Dipu Ghosh

Personal information
- Born: 17 June 1940 (age 86) Munger, Bihar, British India

Sport
- Country: India
- Sport: Badminton
- Retired: in 1973

Medal record
Men's badminton
Representing India
Asian Championships
| Bronze medal – third place | 1965 Lucknow | Men's team |

= Dipu Ghosh =

Indian badminton player

Dipu Ghosh (born 17 June 1940) is a former badminton player from India who shined in the 1960s. His brother Raman Ghosh, his long time partner in doubles was also a prominent badminton talent in the country. Ghosh is a former national champion for seven times, in all the three possible categories. Notably in singles, he reached the finals six times but won only once in 1969. Most of the time he finished second to the best singles players of the country that time like Nandu Natekar, Suresh Goel and Dinesh Khanna. In doubles the Ghosh brothers reached every final between 1963 and 1970 by winning the title 5 times during this period.

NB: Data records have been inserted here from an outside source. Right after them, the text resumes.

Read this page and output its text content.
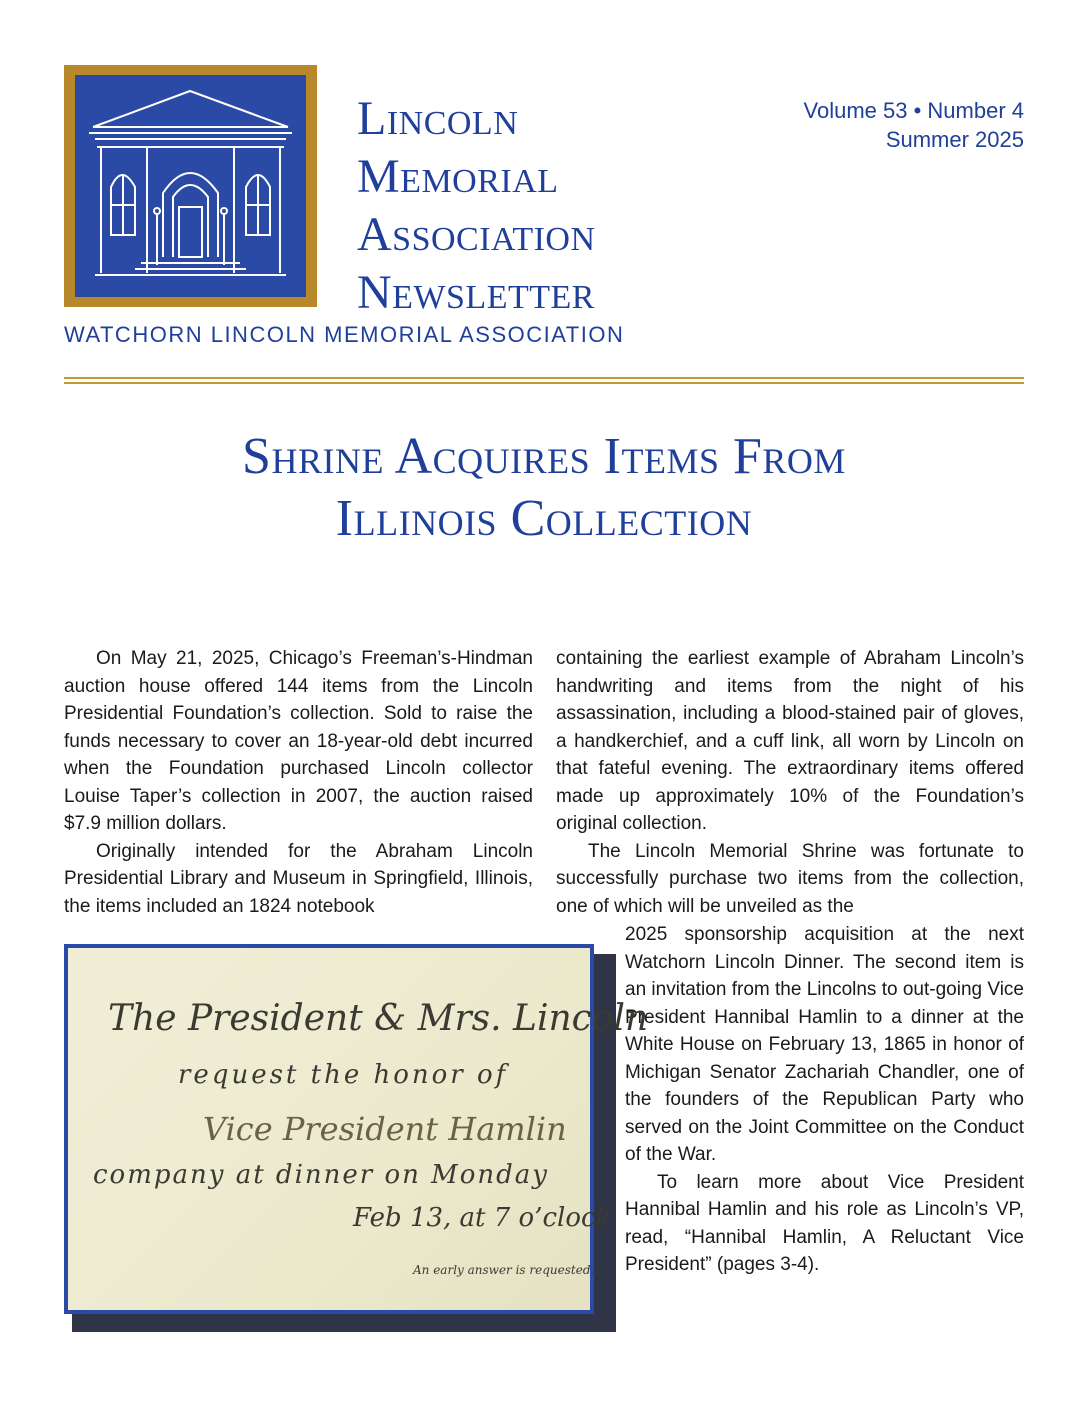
Lincoln
Memorial
Association
Newsletter
Volume 53 • Number 4
Summer 2025
WATCHORN LINCOLN MEMORIAL ASSOCIATION
Shrine Acquires Items From
Illinois Collection

On May 21, 2025, Chicago’s Freeman’s-Hindman auction house offered 144 items from the Lincoln Presidential Foundation’s collection. Sold to raise the funds necessary to cover an 18-year-old debt incurred when the Foundation purchased Lincoln collector Louise Taper’s collection in 2007, the auction raised $7.9 million dollars.

Originally intended for the Abraham Lincoln Presidential Library and Museum in Springfield, Illinois, the items included an 1824 notebook

containing the earliest example of Abraham Lincoln’s handwriting and items from the night of his assassination, including a blood-stained pair of gloves, a handkerchief, and a cuff link, all worn by Lincoln on that fateful evening. The extraordinary items offered made up approximately 10% of the Foundation’s original collection.

The Lincoln Memorial Shrine was fortunate to successfully purchase two items from the collection, one of which will be unveiled as the

2025 sponsorship acquisition at the next Watchorn Lincoln Dinner. The second item is an invitation from the Lincolns to out-going Vice President Hannibal Hamlin to a dinner at the White House on February 13, 1865 in honor of Michigan Senator Zachariah Chandler, one of the founders of the Republican Party who served on the Joint Committee on the Conduct of the War.

To learn more about Vice President Hannibal Hamlin and his role as Lincoln’s VP, read, “Hannibal Hamlin, A Reluctant Vice President” (pages 3-4).

The President & Mrs. Lincoln
request the honor of
Vice President Hamlin
company at dinner on Monday
Feb 13, at 7 o’clock
An early answer is requested.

In the 1970 Thomas Cup tie, India was beaten 2–7 by Indonesia. One of the victories was recorded by the Ghosh brothers, who defeated the pair of Indratno and Mintarja. Ghosh also played in the 1973 Thomas Cup where India lost to Canada 4–5. Other big victories for the Ghosh brothers were against All-England runners-up from Denmark Svend Pri and Per Walsøe when they came to India in 1969; one against Punch Gunalan and Ng Boon Bee, the Malaysian pairing in their home ground; and one against another team from Malaysia, Tan Yee Khan and Boon Bee, winners of the All-England in 1966.

== Playing style ==
In partnership with his brother Raman, Dipu would be the main playmaker, creating the rallies with intricate manoeuvres at the net; also pressing the shuttle down on his opponents’ bodies and inducing them to lift the bird, while his partner employed his power-packed smash from the back.

== Accident ==
In 1968, Dipu was the victim of an accident when a truck cannoned into his scooter from the rear as he was on his way to the Garden Reach court for badminton practice. Dipu was dragged for some distance, and his right thigh was badly injured. Bleeding heavily, he was rushed to the nearest Railway hospital, some 8 km away. He was in the hospital for seven months, and the doctors had ruled him out of playing badminton anymore. However, he returned strongly and won the 1969 Indian nationals by beating Suresh Goel, having defeated Dinesh Khanna in semifinals before. He won the Arjuna Award same year.

== Retirement ==
Dipu retired from international competitive play in early 1973 and moved into coaching while continuing with the Indian Railways, throughout his career in India; and only took voluntary retirement in 1990. He was Iran’s national coach during the 1974 Asian Games and also coached the Indian team before the 1982 Asiad in New Delhi.